Me metí de nuevo en la red. Sonó el teléfono. Era el teléfono interior. Estiré la 
mano y descolgué.
—Una llamada para usted, señor Bukowski, del director del... ¿se la paso?
—Sí, pásemela —dije—. Diga.
—¿Es usted Charles Bukowski?
—Sí.
—¿Qué hace en un sitio así?
—¿Qué quiere decir? ¿Qué tiene este sitio? Me parece una gente muy agradable.
—Es el peor prostíbulo de la ciudad. Llevamos quince años intentando cerrarlo. 
¿Cómo fue a parar ahí?
—Hacía frío. Entré en el primer sitio que vi. Vine en autobús y hacía frío.
—Vino usted en avión. ¿No recuerda?
—Recuerdo.
—Muy bien, tengo la dirección de la chica. ¿La quiere?

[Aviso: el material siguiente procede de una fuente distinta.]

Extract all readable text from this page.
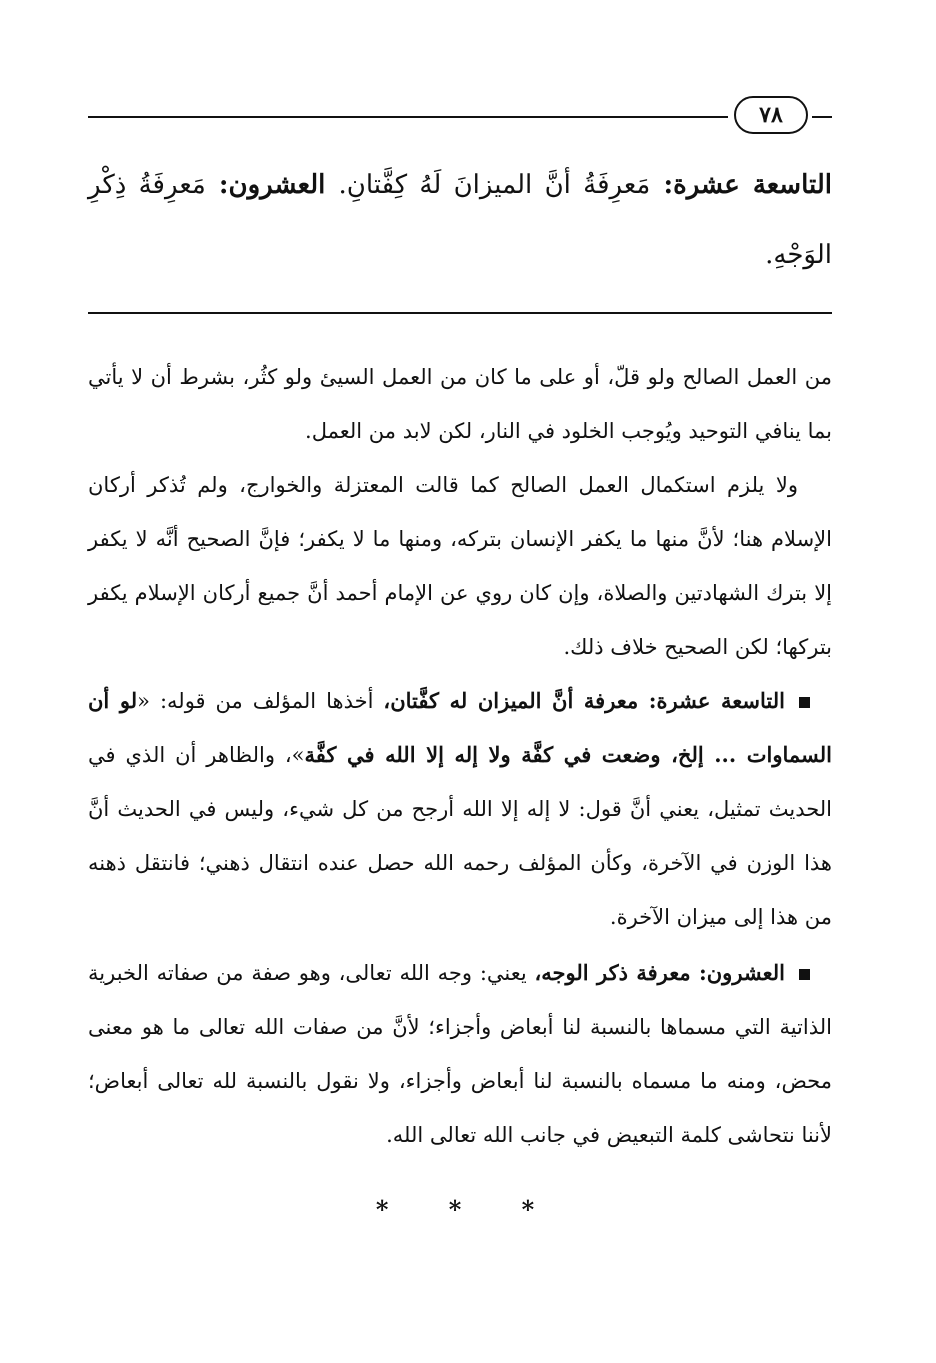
٧٨
التاسعة عشرة: مَعرِفَةُ أنَّ الميزانَ لَهُ كِفَّتانِ. العشرون: مَعرِفَةُ ذِكْرِ الوَجْهِ.

من العمل الصالح ولو قلّ، أو على ما كان من العمل السيئ ولو كثُر، بشرط أن لا يأتي بما ينافي التوحيد ويُوجب الخلود في النار، لكن لابد من العمل.

ولا يلزم استكمال العمل الصالح كما قالت المعتزلة والخوارج، ولم تُذكر أركان الإسلام هنا؛ لأنَّ منها ما يكفر الإنسان بتركه، ومنها ما لا يكفر؛ فإنَّ الصحيح أنَّه لا يكفر إلا بترك الشهادتين والصلاة، وإن كان روي عن الإمام أحمد أنَّ جميع أركان الإسلام يكفر بتركها؛ لكن الصحيح خلاف ذلك.

التاسعة عشرة: معرفة أنَّ الميزان له كفَّتان، أخذها المؤلف من قوله: «لو أن السماوات ... إلخ، وضعت في كفَّة ولا إله إلا الله في كفَّة»، والظاهر أن الذي في الحديث تمثيل، يعني أنَّ قول: لا إله إلا الله أرجح من كل شيء، وليس في الحديث أنَّ هذا الوزن في الآخرة، وكأن المؤلف رحمه الله حصل عنده انتقال ذهني؛ فانتقل ذهنه من هذا إلى ميزان الآخرة.

العشرون: معرفة ذكر الوجه، يعني: وجه الله تعالى، وهو صفة من صفاته الخبرية الذاتية التي مسماها بالنسبة لنا أبعاض وأجزاء؛ لأنَّ من صفات الله تعالى ما هو معنى محض، ومنه ما مسماه بالنسبة لنا أبعاض وأجزاء، ولا نقول بالنسبة لله تعالى أبعاض؛ لأننا نتحاشى كلمة التبعيض في جانب الله تعالى الله.

* * *
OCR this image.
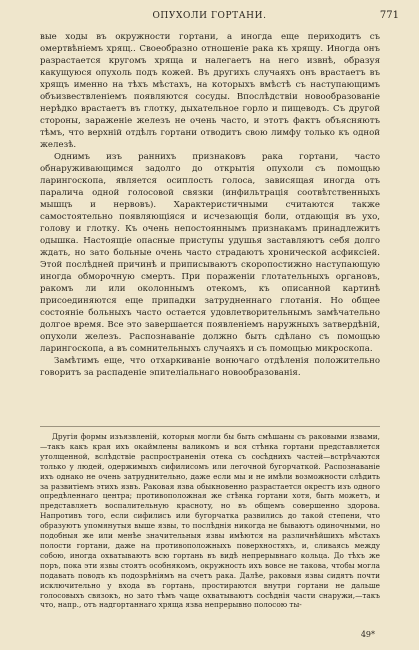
ОПУХОЛИ ГОРТАНИ.	771

вые ходы въ окружности гортани, а иногда еще периходитъ съ омертвѣніемъ хрящ.. Своеобразно отношеніе рака къ хрящу. Иногда онъ разрастается кругомъ хряща и налегаетъ на него извнѣ, образуя какущуюся опухоль подъ кожей. Въ другихъ случаяхъ онъ врастаетъ въ хрящъ именно на тѣхъ мѣстахъ, на которыхъ вмѣстѣ съ наступающимъ объизвествленіемъ появляются сосуды. Впослѣдствіи новообразованіе нерѣдко врастаетъ въ глотку, дыхательное горло и пищеводъ. Съ другой стороны, зараженіе железъ не очень часто, и этотъ фактъ объясняютъ тѣмъ, что верхній отдѣлъ гортани отводитъ свою лимфу только къ одной железѣ.

Однимъ изъ раннихъ признаковъ рака гортани, часто обнаруживающимся задолго до открытія опухоли съ помощью ларингоскопа, является осиплость голоса, зависящая иногда отъ паралича одной голосовой связки (инфильтрація соотвѣтственныхъ мышцъ и нервовъ). Характеристичными считаются также самостоятельно появляющіяся и исчезающія боли, отдающія въ ухо, голову и глотку. Къ очень непостояннымъ признакамъ принадлежитъ одышка. Настоящіе опасные приступы удушья заставляютъ себя долго ждать, но зато больные очень часто страдаютъ хронической асфиксіей. Этой послѣдней причинѣ и приписываютъ скоропостижно наступающую иногда обморочную смерть. При пораженіи глотательныхъ органовъ, ракомъ ли или околоннымъ отекомъ, къ описанной картинѣ присоединяются еще припадки затрудненнаго глотанія. Но общее состояніе больныхъ часто остается удовлетворительнымъ замѣчательно долгое время. Все это завершается появленіемъ наружныхъ затвердѣній, опухоли железъ. Распознаваніе должно быть сдѣлано съ помощью ларингоскопа, а въ сомнительныхъ случаяхъ и съ помощью микроскопа.

Замѣтимъ еще, что отхаркиваніе вонючаго отдѣленія положительно говоритъ за распаденіе эпителіальнаго новообразованія.

Другія формы изъязвленій, которыя могли бы быть смѣшаны съ раковыми язвами,—такъ какъ края ихъ окаймлены валикомъ и вся стѣнка гортани представляется утолщенной, вслѣдствіе распространенія отека съ сосѣднихъ частей—встрѣчаются только у людей, одержимыхъ сифилисомъ или легочной бугорчаткой. Распознаваніе ихъ однако не очень затруднительно, даже если мы и не имѣли возможности слѣдить за развитіемъ этихъ язвъ. Раковая язва обыкновенно разрастается окрестъ изъ одного опредѣленнаго центра; противоположная же стѣнка гортани хотя, быть можетъ, и представляетъ воспалительную краснотy, но въ общемъ совершенно здорова. Напротивъ того, если сифилисъ или бугорчатка развились до такой степени, что образуютъ упомянутыя выше язвы, то послѣднія никогда не бываютъ одиночными, но подобныя же или менѣе значительныя язвы имѣются на различнѣйшихъ мѣстахъ полости гортани, даже на противоположныхъ поверхностяхъ, и, сливаясь между собою, иногда охватываютъ всю гортань въ видѣ непрерывнаго кольца. До тѣхъ же поръ, пока эти язвы стоятъ особнякомъ, окружность ихъ вовсе не такова, чтобы могла подавать поводъ къ подозрѣніямъ на счетъ рака. Далѣе, раковыя язвы сидятъ почти исключительно у входа въ гортань, простираются внутри гортани не дальше голосовыхъ связокъ, но зато тѣмъ чаще охватываютъ сосѣднія части снаружи,—такъ что, напр., отъ надгортаннаго хряща язва непрерывно полосою ты-

49*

—Sí, si no tiene usted inconveniente. Si lo tiene, olvídelo.
—No entiendo, la verdad, cómo vive usted en un sitio así.
—Está bien. Es usted el director del periódico más importante de la ciudad y está 
hablando conmigo por teléfono y estoy en un burdel de Tejas. En fin, amigo, dejémoslo. 
La chica lloraba o algo así; y eso me impresionó. Sabe, cogeré el próximo autobús y me iré 
de la ciudad.
—¡Espere!
—¿Qué he de esperar?
—Le daré la dirección. La chica leyó la columna. Leyó entre líneas. Telefoneó. 

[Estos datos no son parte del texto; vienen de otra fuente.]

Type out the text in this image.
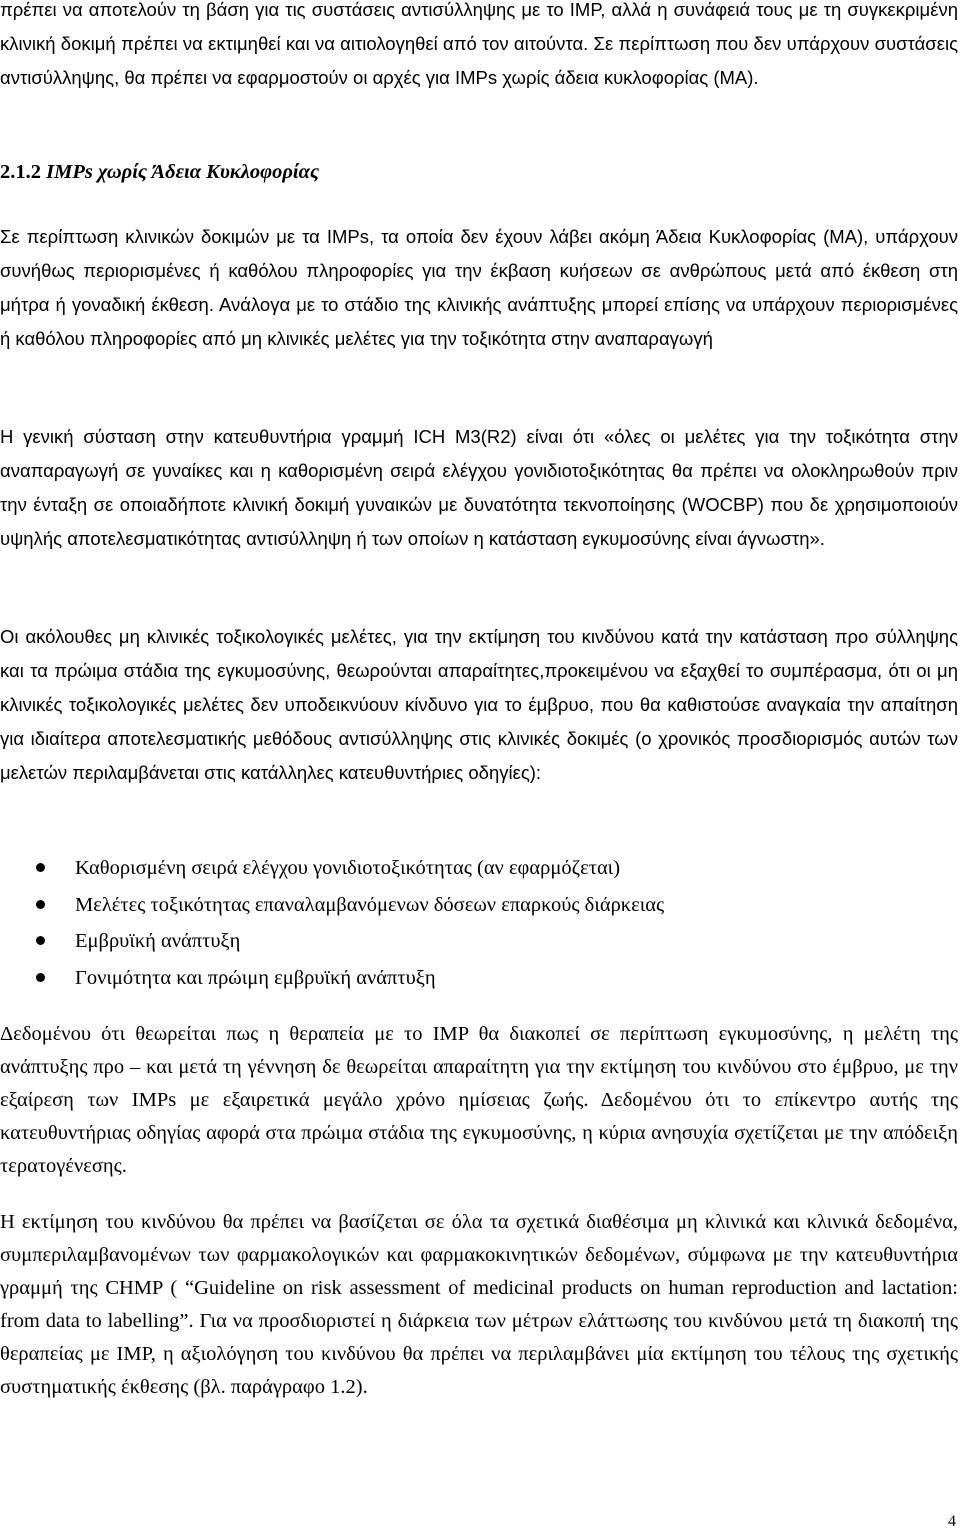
πρέπει να αποτελούν τη βάση για τις συστάσεις αντισύλληψης με το IMP, αλλά η συνάφειά τους με τη συγκεκριμένη κλινική δοκιμή πρέπει να εκτιμηθεί και να αιτιολογηθεί από τον αιτούντα. Σε περίπτωση που δεν υπάρχουν συστάσεις αντισύλληψης, θα πρέπει να εφαρμοστούν οι αρχές για IMPs χωρίς άδεια κυκλοφορίας (ΜΑ).

2.1.2 IMPs χωρίς Άδεια Κυκλοφορίας

Σε περίπτωση κλινικών δοκιμών με τα IMPs, τα οποία δεν έχουν λάβει ακόμη Άδεια Κυκλοφορίας (ΜΑ), υπάρχουν συνήθως περιορισμένες ή καθόλου πληροφορίες για την έκβαση κυήσεων σε ανθρώπους μετά από έκθεση στη μήτρα ή γοναδική έκθεση. Ανάλογα με το στάδιο της κλινικής ανάπτυξης μπορεί επίσης να υπάρχουν περιορισμένες ή καθόλου πληροφορίες από μη κλινικές μελέτες για την τοξικότητα στην αναπαραγωγή

Η γενική σύσταση στην κατευθυντήρια γραμμή ICH M3(R2) είναι ότι «όλες οι μελέτες για την τοξικότητα στην αναπαραγωγή σε γυναίκες και η καθορισμένη σειρά ελέγχου γονιδιοτοξικότητας θα πρέπει να ολοκληρωθούν πριν την ένταξη σε οποιαδήποτε κλινική δοκιμή γυναικών με δυνατότητα τεκνοποίησης (WOCBP) που δε χρησιμοποιούν υψηλής αποτελεσματικότητας αντισύλληψη ή των οποίων η κατάσταση εγκυμοσύνης είναι άγνωστη».

Οι ακόλουθες μη κλινικές τοξικολογικές μελέτες, για την εκτίμηση του κινδύνου κατά την κατάσταση προ σύλληψης και τα πρώιμα στάδια της εγκυμοσύνης, θεωρούνται απαραίτητες,προκειμένου να εξαχθεί το συμπέρασμα, ότι οι μη κλινικές τοξικολογικές μελέτες δεν υποδεικνύουν κίνδυνο για το έμβρυο, που θα καθιστούσε αναγκαία την απαίτηση για ιδιαίτερα αποτελεσματικής μεθόδους αντισύλληψης στις κλινικές δοκιμές (ο χρονικός προσδιορισμός αυτών των μελετών περιλαμβάνεται στις κατάλληλες κατευθυντήριες οδηγίες):

Καθορισμένη σειρά ελέγχου γονιδιοτοξικότητας (αν εφαρμόζεται)
Μελέτες τοξικότητας επαναλαμβανόμενων δόσεων επαρκούς διάρκειας
Εμβρυϊκή ανάπτυξη
Γονιμότητα και πρώιμη εμβρυϊκή ανάπτυξη

Δεδομένου ότι θεωρείται πως η θεραπεία με το IMP θα διακοπεί σε περίπτωση εγκυμοσύνης, η μελέτη της ανάπτυξης προ – και μετά τη γέννηση δε θεωρείται απαραίτητη για την εκτίμηση του κινδύνου στο έμβρυο, με την εξαίρεση των IMPs με εξαιρετικά μεγάλο χρόνο ημίσειας ζωής. Δεδομένου ότι το επίκεντρο αυτής της κατευθυντήριας οδηγίας αφορά στα πρώιμα στάδια της εγκυμοσύνης, η κύρια ανησυχία σχετίζεται με την απόδειξη τερατογένεσης.

Η εκτίμηση του κινδύνου θα πρέπει να βασίζεται σε όλα τα σχετικά διαθέσιμα μη κλινικά και κλινικά δεδομένα, συμπεριλαμβανομένων των φαρμακολογικών και φαρμακοκινητικών δεδομένων, σύμφωνα με την κατευθυντήρια γραμμή της CHMP ( “Guideline on risk assessment of medicinal products on human reproduction and lactation: from data to labelling”. Για να προσδιοριστεί η διάρκεια των μέτρων ελάττωσης του κινδύνου μετά τη διακοπή της θεραπείας με IMP, η αξιολόγηση του κινδύνου θα πρέπει να περιλαμβάνει μία εκτίμηση του τέλους της σχετικής συστηματικής έκθεσης (βλ. παράγραφο 1.2).

4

Quiere verle. No le dije dónde estaba viviendo. En Tejas somos gente hospitalaria.
—Sí, estuve en un bar anoche. Pude comprobarlo.
—¿También bebe?
—No es que beba, soy un borracho.
—Creo que no debería darle la dirección.
—Entonces olvide este jodido asunto —dije, y colgué.

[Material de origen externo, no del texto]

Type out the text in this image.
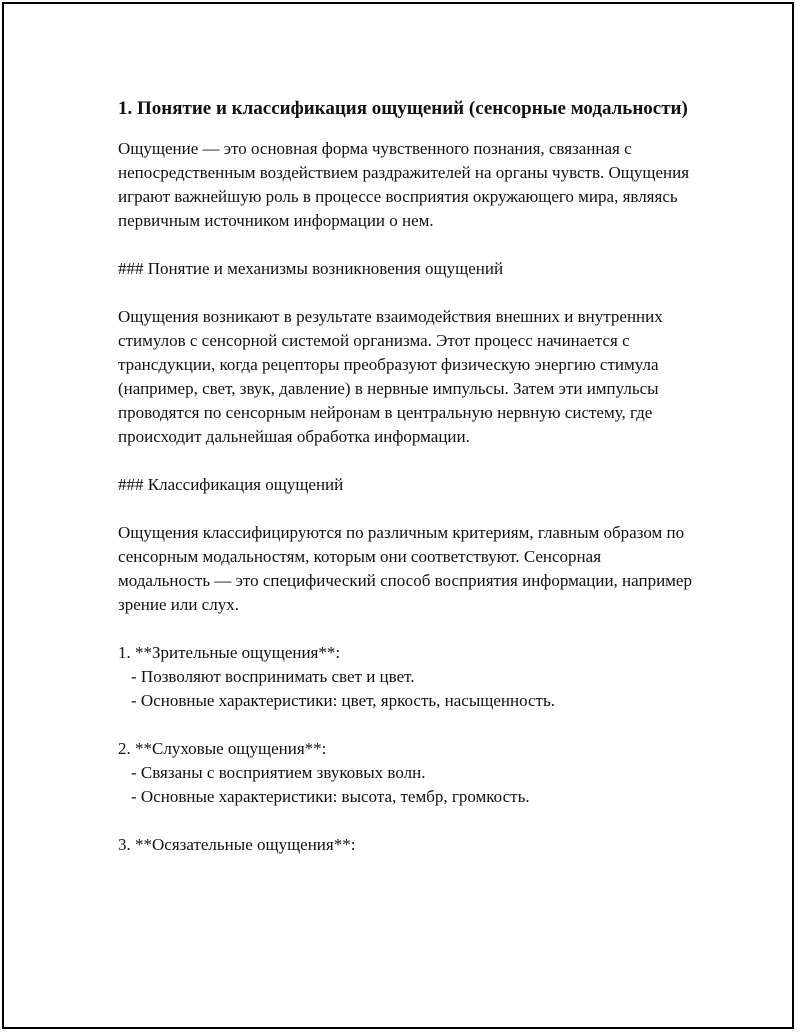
1. Понятие и классификация ощущений (сенсорные модальности)
Ощущение — это основная форма чувственного познания, связанная с непосредственным воздействием раздражителей на органы чувств. Ощущения играют важнейшую роль в процессе восприятия окружающего мира, являясь первичным источником информации о нем.
### Понятие и механизмы возникновения ощущений
Ощущения возникают в результате взаимодействия внешних и внутренних стимулов с сенсорной системой организма. Этот процесс начинается с трансдукции, когда рецепторы преобразуют физическую энергию стимула (например, свет, звук, давление) в нервные импульсы. Затем эти импульсы проводятся по сенсорным нейронам в центральную нервную систему, где происходит дальнейшая обработка информации.
### Классификация ощущений
Ощущения классифицируются по различным критериям, главным образом по сенсорным модальностям, которым они соответствуют. Сенсорная модальность — это специфический способ восприятия информации, например зрение или слух.
1. **Зрительные ощущения**:
- Позволяют воспринимать свет и цвет.
- Основные характеристики: цвет, яркость, насыщенность.
2. **Слуховые ощущения**:
- Связаны с восприятием звуковых волн.
- Основные характеристики: высота, тембр, громкость.
3. **Осязательные ощущения**:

Sonó otra vez el teléfono.
—Una llamada para usted, señor Bukowski. Del director del...
—Pásela.
—Mire, señor Bukowski, necesitamos completar la historia. Hay mucha gente 
interesada.
—Dígale al columnista que utilice su imaginación.
—Escuche, ¿le importa que le pregunte qué hace usted para ganarse la vida?
—No hago nada.
—¿Sólo viajar por ahí en autobús y hacer llorar a las jóvenes?
—No todos pueden hacerlo.
—Escuche, voy a darle una oportunidad. Voy a darle esa dirección. Vaya usted y 
véala.
—Puede que sea yo el que esté dándole una oportunidad.
Me dio la dirección.
—¿Quiere que le explique cómo puede ir allí?
—No se preocupe. Si puedo encontrar un burdel, podré encontrarla a ella.
—Hay algo en usted que no acaba de gustarme —dijo.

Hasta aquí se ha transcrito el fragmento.